Sage Business Partner Wayne Schulz of Schulz Consulting posted this great example of using the decoy effect in pricing options from the New York Post on my Facebook page. This is similar to the example Dan Ariely used in his TEDtalk about the Economist. However, in that case, the publisher seemed to believe they had made a mistake and pulled the ad when Ariely questioned them on it.
In this case, I think the Post knows exactly what they are doing. In addition to the dominated option (4 weeks for $9.18), they have also included two anchor products - $2 for a single issue and $5 for a back issue.
Adding the .18 to the dominated option also gives it an air of precision and simultaneously draws your attention to it. I originally thought this was a bad idea and I wrote Wayne telling him that. I have changed my mind, I think it is brilliant.
I also find it intriguing that they do not list the price per issue of each of the options. Most subscription pricing options provide this. I think not providing it is the smarter idea.
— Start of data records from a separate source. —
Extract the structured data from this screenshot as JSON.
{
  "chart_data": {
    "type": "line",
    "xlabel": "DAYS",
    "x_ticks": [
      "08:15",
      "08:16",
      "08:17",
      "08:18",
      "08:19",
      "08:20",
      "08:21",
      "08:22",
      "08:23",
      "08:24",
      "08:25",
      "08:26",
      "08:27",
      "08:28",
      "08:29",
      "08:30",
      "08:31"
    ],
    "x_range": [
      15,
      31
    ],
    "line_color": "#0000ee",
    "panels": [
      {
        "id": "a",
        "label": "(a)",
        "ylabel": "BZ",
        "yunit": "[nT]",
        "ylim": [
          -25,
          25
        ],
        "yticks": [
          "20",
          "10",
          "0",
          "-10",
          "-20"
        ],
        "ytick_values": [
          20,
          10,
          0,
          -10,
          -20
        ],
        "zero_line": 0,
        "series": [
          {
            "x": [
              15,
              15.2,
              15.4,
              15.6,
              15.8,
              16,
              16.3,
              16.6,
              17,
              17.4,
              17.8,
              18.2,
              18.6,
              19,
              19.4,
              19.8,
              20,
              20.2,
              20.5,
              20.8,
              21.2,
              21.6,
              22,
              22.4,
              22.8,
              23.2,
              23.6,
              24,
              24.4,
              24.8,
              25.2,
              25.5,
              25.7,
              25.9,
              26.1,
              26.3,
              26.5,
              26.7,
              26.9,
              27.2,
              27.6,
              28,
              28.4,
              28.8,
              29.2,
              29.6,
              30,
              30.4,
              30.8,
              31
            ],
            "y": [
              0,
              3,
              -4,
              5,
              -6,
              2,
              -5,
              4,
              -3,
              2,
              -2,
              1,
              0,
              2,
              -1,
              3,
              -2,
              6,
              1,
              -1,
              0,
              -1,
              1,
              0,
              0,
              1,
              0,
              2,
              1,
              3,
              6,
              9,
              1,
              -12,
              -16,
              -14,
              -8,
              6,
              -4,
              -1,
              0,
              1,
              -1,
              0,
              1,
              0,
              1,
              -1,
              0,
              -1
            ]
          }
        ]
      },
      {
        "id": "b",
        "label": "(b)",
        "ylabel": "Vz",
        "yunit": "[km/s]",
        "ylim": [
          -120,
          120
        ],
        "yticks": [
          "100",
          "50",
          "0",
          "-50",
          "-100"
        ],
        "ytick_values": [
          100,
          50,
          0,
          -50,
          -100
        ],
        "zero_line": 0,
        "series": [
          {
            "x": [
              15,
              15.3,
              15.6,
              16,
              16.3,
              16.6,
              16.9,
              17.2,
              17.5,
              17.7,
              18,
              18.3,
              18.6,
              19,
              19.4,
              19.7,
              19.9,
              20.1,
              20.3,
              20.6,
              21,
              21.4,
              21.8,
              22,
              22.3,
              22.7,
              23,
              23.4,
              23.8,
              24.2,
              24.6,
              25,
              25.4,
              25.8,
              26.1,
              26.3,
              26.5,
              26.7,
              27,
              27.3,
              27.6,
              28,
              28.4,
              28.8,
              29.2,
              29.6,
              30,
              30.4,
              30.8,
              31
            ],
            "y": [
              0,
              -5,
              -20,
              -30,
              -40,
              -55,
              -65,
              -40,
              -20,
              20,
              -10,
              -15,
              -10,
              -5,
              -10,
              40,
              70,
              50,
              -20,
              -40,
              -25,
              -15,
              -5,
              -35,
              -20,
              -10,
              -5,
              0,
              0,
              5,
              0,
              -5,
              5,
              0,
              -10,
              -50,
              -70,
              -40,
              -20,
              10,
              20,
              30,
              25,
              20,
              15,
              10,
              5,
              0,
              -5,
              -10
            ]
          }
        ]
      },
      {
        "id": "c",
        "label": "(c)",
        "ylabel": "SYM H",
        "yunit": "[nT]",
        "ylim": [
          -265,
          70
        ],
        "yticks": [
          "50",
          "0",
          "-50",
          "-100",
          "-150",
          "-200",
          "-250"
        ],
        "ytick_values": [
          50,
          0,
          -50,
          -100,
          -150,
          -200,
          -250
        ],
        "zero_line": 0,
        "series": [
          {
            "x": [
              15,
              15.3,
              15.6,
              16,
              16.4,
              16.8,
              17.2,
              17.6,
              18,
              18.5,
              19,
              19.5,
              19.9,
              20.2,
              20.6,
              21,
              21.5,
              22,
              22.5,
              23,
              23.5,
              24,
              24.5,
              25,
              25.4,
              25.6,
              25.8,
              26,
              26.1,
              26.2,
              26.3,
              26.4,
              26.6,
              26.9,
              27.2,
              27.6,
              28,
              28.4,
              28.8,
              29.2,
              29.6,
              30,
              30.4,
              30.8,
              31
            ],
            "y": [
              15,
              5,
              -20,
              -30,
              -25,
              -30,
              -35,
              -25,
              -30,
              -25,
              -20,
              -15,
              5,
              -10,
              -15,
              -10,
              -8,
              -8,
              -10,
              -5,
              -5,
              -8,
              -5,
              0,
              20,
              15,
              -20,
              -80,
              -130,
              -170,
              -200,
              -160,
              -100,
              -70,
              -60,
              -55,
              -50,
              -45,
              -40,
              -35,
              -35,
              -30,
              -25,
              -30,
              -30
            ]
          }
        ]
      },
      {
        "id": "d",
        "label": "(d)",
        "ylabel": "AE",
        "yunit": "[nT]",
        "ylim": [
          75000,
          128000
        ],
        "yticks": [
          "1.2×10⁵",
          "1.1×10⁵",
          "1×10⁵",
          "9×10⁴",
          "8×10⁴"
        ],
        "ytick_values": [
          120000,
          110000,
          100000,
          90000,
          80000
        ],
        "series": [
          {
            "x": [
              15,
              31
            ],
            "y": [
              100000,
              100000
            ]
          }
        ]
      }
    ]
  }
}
The lesson for professional firms is that you can use the dominated option to influence customers to a higher or lower level (see the decoy effect), but only if you provide options in your proposal. A range of hours from low to high for the same result is not options pricing. In fact, if anything, it is confusing to the customer.
Imagine if instead of a price on an item in a supermarket, they just gave us a range. A loaf of bread would be listed as between $2 – $4. Once you got home from the store (I originally was going to write ‘got to the cashier,’ but that is not accurate), they would send you a final bill indicating that you paid $3.75 for loaf. It sounds crazy, but this is exactly what professionals do when they provide a prospect with a range of hours proposal. It is, in effect, an infinite number of options. It is confusing to the customer.
Don’t do it.! Use options pricing instead.